Wednesday, April 6, 2016

Ed's House

My grandfather Edward Metzker built his own house in 1948 in Oregon Township, Lucas County, Ohio. The area was once a farm, but the location was within walking distance of his parents’ home, and the rental properties where he lived with my grandmother Vivian and Dad for several years. I don’t know how much of the actual construction of the house my grandfather did, but I expected he did quite a bit of it, working evenings and weekends. He would have hired specialty services, like masonry. It is likely he did the electrical work himself, as he was an electrician.

The exterior of the new house was brick, more brown than red. I say it’s one and a half-stories, because the second floor had lower ceilings with the slanted roof making the space seem smaller. Three was also a full basement. Facing the house from the street, the driveway was on the right (or North side).

Three steps led to a small front porch that had a roof. Upon entering the house itself, there was a small foyer with closets on each side. This opened into a large living room that ran from the doorway to the driveway end of the house. A large picture window faced front, and on the interior wall opposite my grandmother hung a large mirror. A working fireplace, more for show than for heat was in the center of the driveway wall.

The living room led into a dining room with French doors that opened onto a back patio, which also had a full roof. During the summer, screened panels would be retrieved from the basement and create a cozy outdoor room that we always called the “screened in porch.” The dining room and small kitchen were behind the living room. The kitchen was a square room in the back corner with two outside walls. A small table pressed against the driveway wall. It would basically fit four when it was pulled out from the wall, but when being used, made for very little room to maneuver through the kitchen.

In the doorway between the living room and the kitchen was a small hallway that headed back toward the front of the house. In the front was the master bedroom, in the middle was a bathroom and in the back was a second bedroom. The second bedroom was my father’s room until my Uncle Larry was born. At that time, my father moved upstairs.

Opposite the entrance to the first floor bedroom area was a stairway, separated from the first floor by a door. The stairs were narrow and step, and ended on the driveway side of the house. At the top of the stairs to the immediate right was an open room with a closet on one side. From the time could remember, the room had a desk and a combination couch/day bed. When my grandfather first built the house, however, this was the room in which he spent time as a ham radio operator.
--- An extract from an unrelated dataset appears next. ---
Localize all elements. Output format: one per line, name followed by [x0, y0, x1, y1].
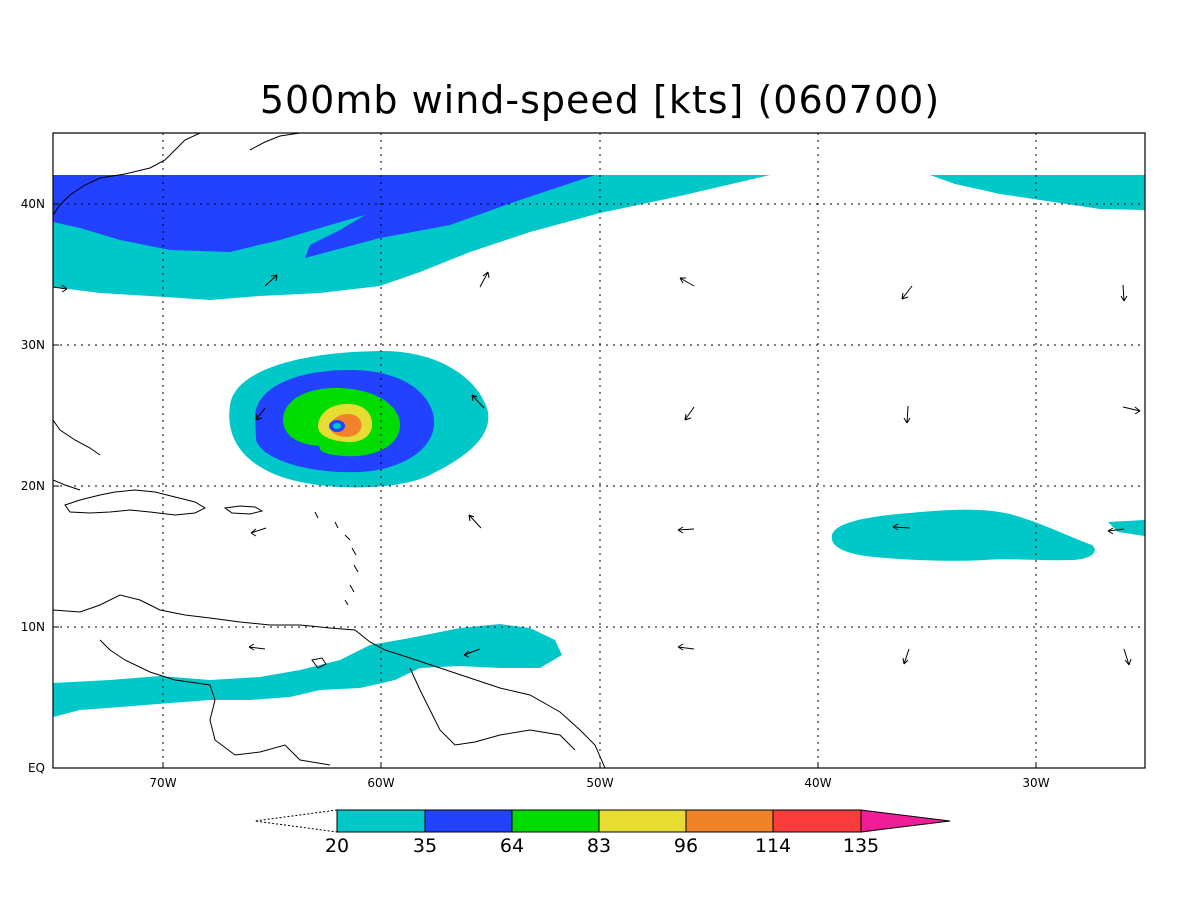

On the other side of the stairs was a hallway, taking a person back in the same direction and into a large bedroom. This was my father’s and uncle’s room. While it had a large floor space, it had a low ceiling. There was a half-bath above the first floor bathroom and a narrow section that led to the front of the house. All there was room for in that section was three three-foot high bookcases.

The back door was on the driveway side of the house between the kitchen and the living room. When a person entered, the flow led directly down the stairs to the basement and into a large family room. At the far end was a set of built-in cupboards, floor to waist-high. There was also a drawer with a turntable—a built-in record player. These cupboards ran the full length of the room. At each end, a bookcase, facing inward, rose to the ceiling. Opposite the cupboard wall, beside the stairway, was a built-in bar, complete with sink and full-size refrigerator. Above the refrigerator, my grandfather had also built in at least a 20-gallon fish tank (which from the time I could remember until shortly before his death) had tropical fish. When we were children, my brother and I also had 10-gallon tropical fish tanks. Jeff, being older, got his first, and I threw a ruckus to get my own. I started with guppies, but eventually had my own tank. (Later, that tank would house my hamsters.)
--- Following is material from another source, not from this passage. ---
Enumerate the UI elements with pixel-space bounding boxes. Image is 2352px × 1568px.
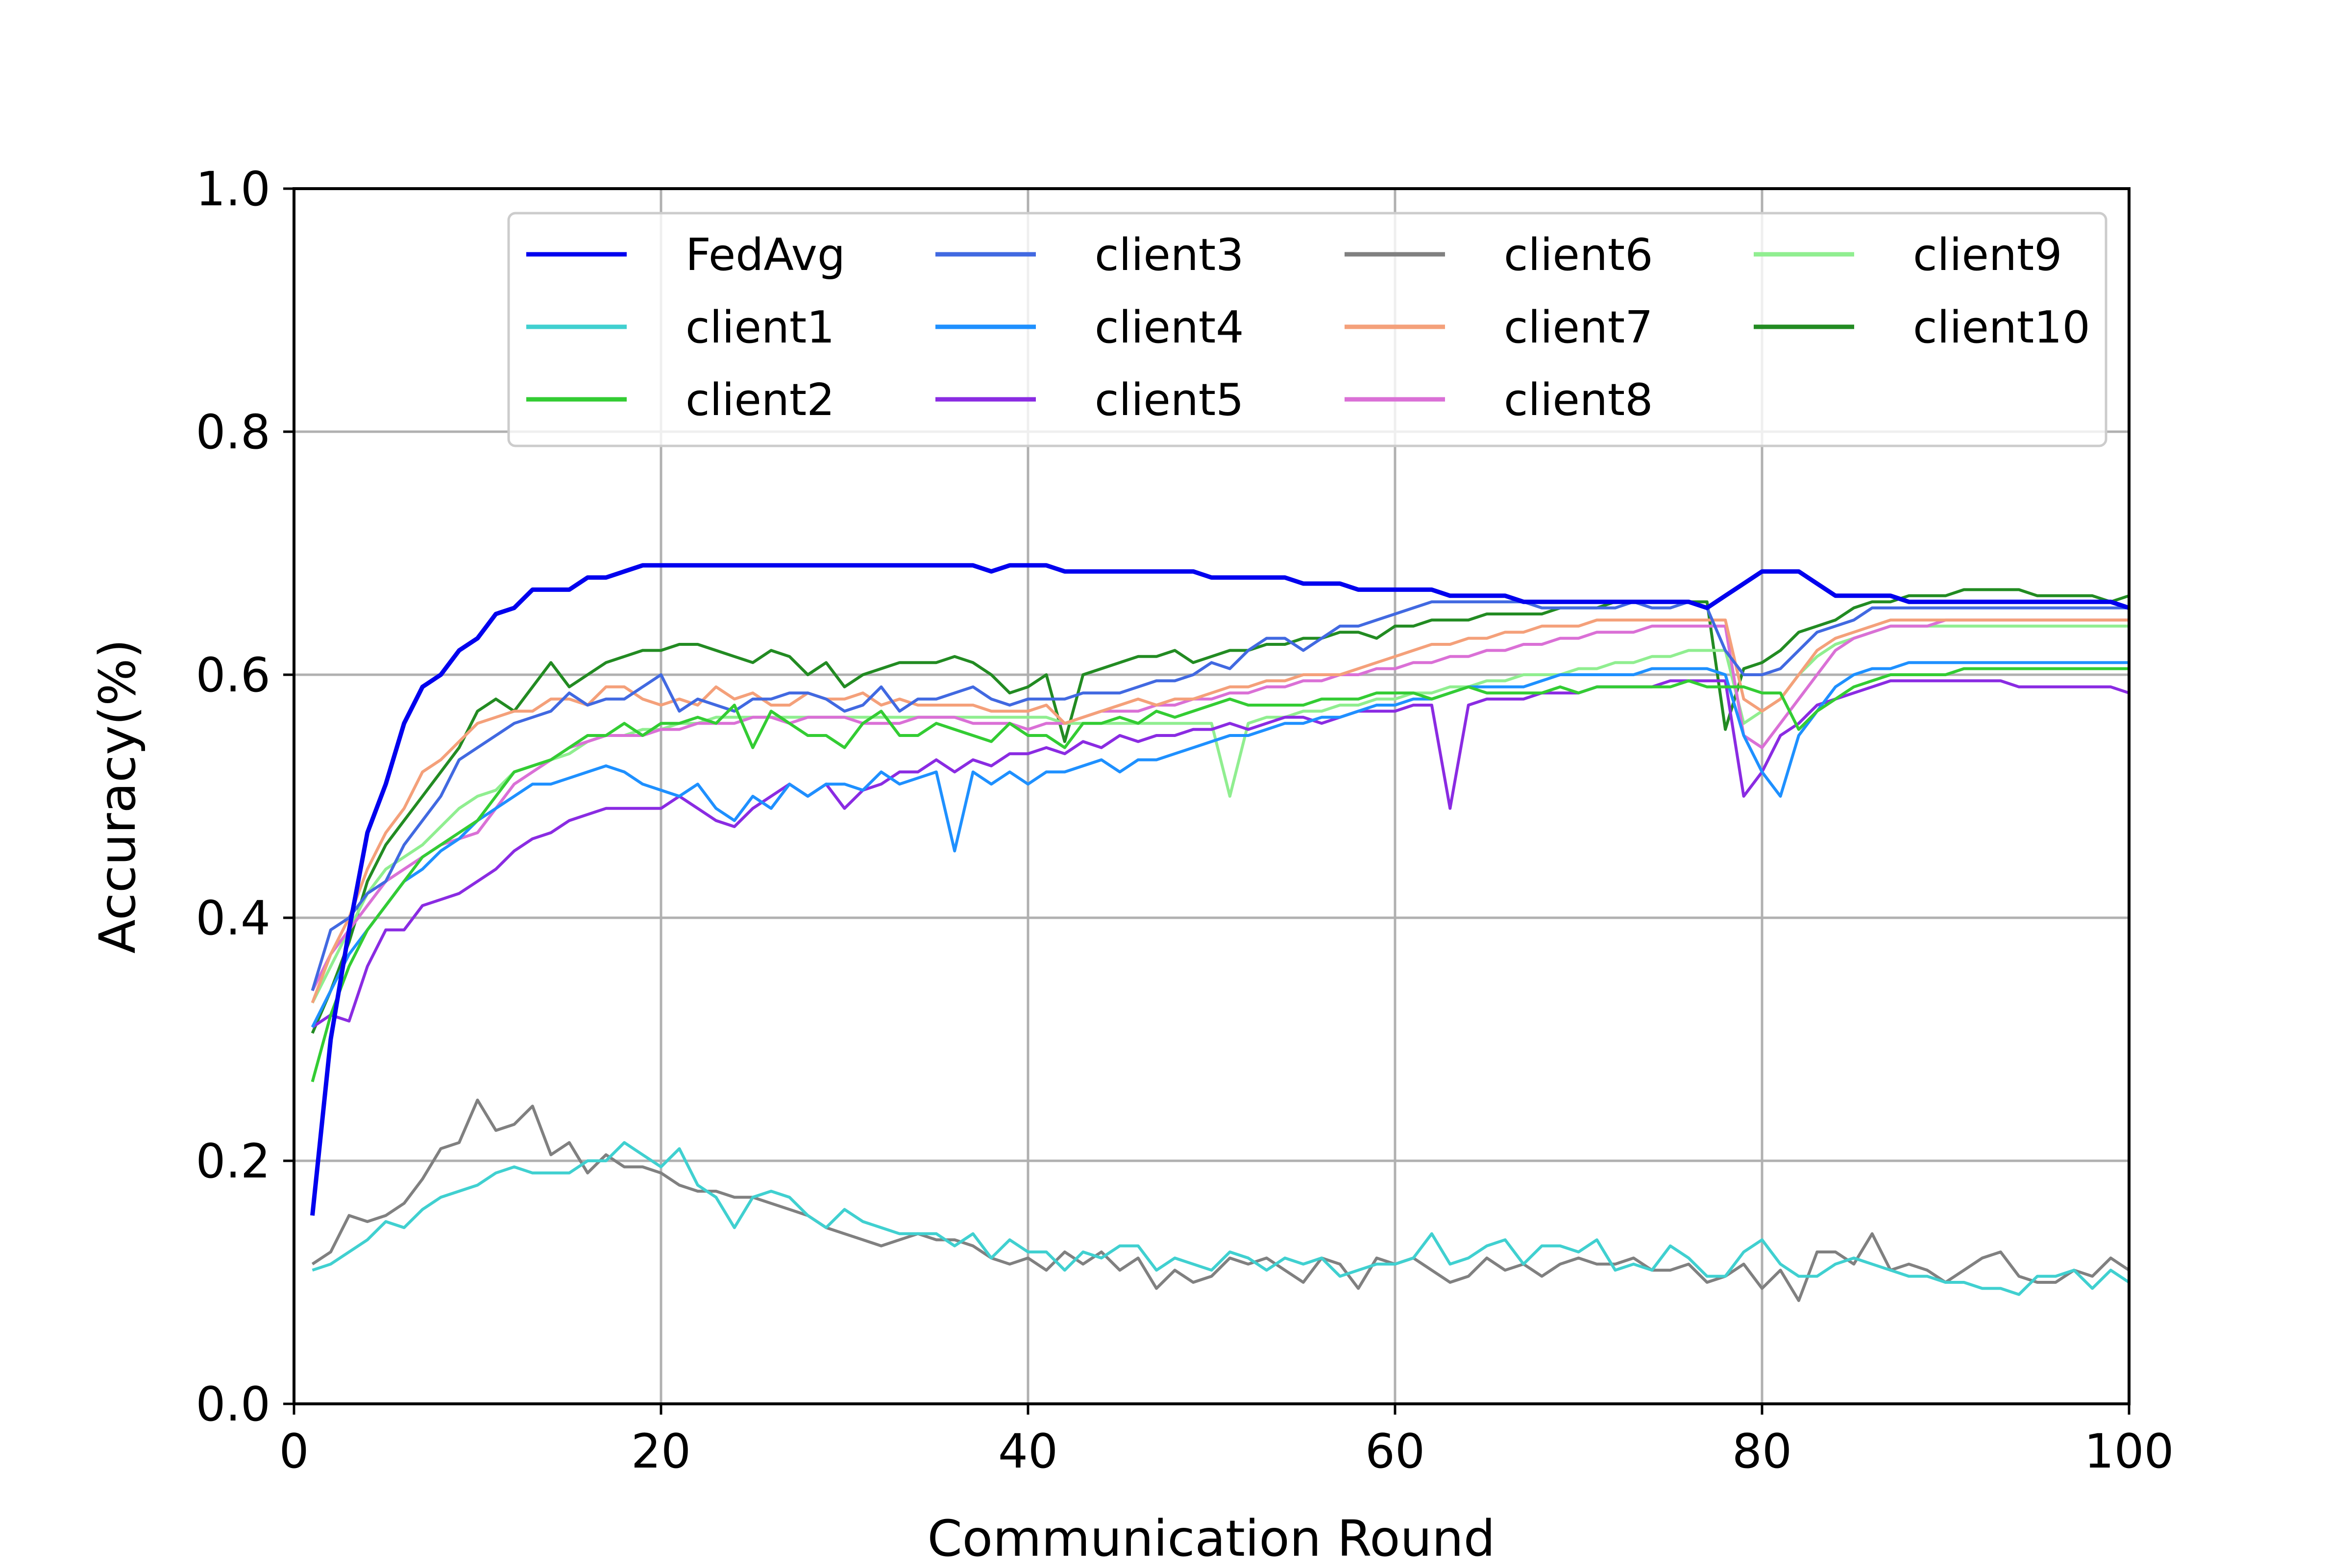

There were two other rooms in my grandfather’s basement. The first was a large multi-purpose room that one entered at the bottom of the stairs. It was at the front of the house, and ran the full length. Upon entering, on the left wall was the furnace, on the inside wall was the laundry area—washing machine, dryer, and large tub. There was also a clothes chute. On the opposite wall was my grandfather’s workbench. In the middle of the room was the family pool table. This could be converted to a ping-pong table by covering it with the two halves of the tabletop. Another door opposite the one that led into the multi-purpose room led into a cellar. We always called it the “fruit room.” This is where my grandmother kept her home and purchased canned goods, potatoes, onions, apples, etc. Although it would not have originally, by the time I came along, the room also had a large freezer.

My favorite part of the house was its milk box, a cabinet between the interior and exterior of the house near the back door. On the outside, the milkman could leave his products early in the morning, undisturbed. My grandmother could open from the inside to retrieve the items when she was ready. A latch on the inside was all that locked the milk box. The inside of the box was insulated, and it was about 12 square inches. In later years, they had Charlie’s chips and pretzels delivered, but I don’t recall that these were left in the milk box.

The narrow driveway started in the street and ran beside the entire length of the house to a one-car garage at the back of the property. It was built for smaller cars, but fit either a Cadillac or Lincoln Town Car (my grandfather’s automobiles of choice in his later years). This garage was made of the same brick as the house. From the time I remember, it had an automatic door opener. We operated it from the kitchen, holding the remote near the back window, so that the inside apparatus could read the signal.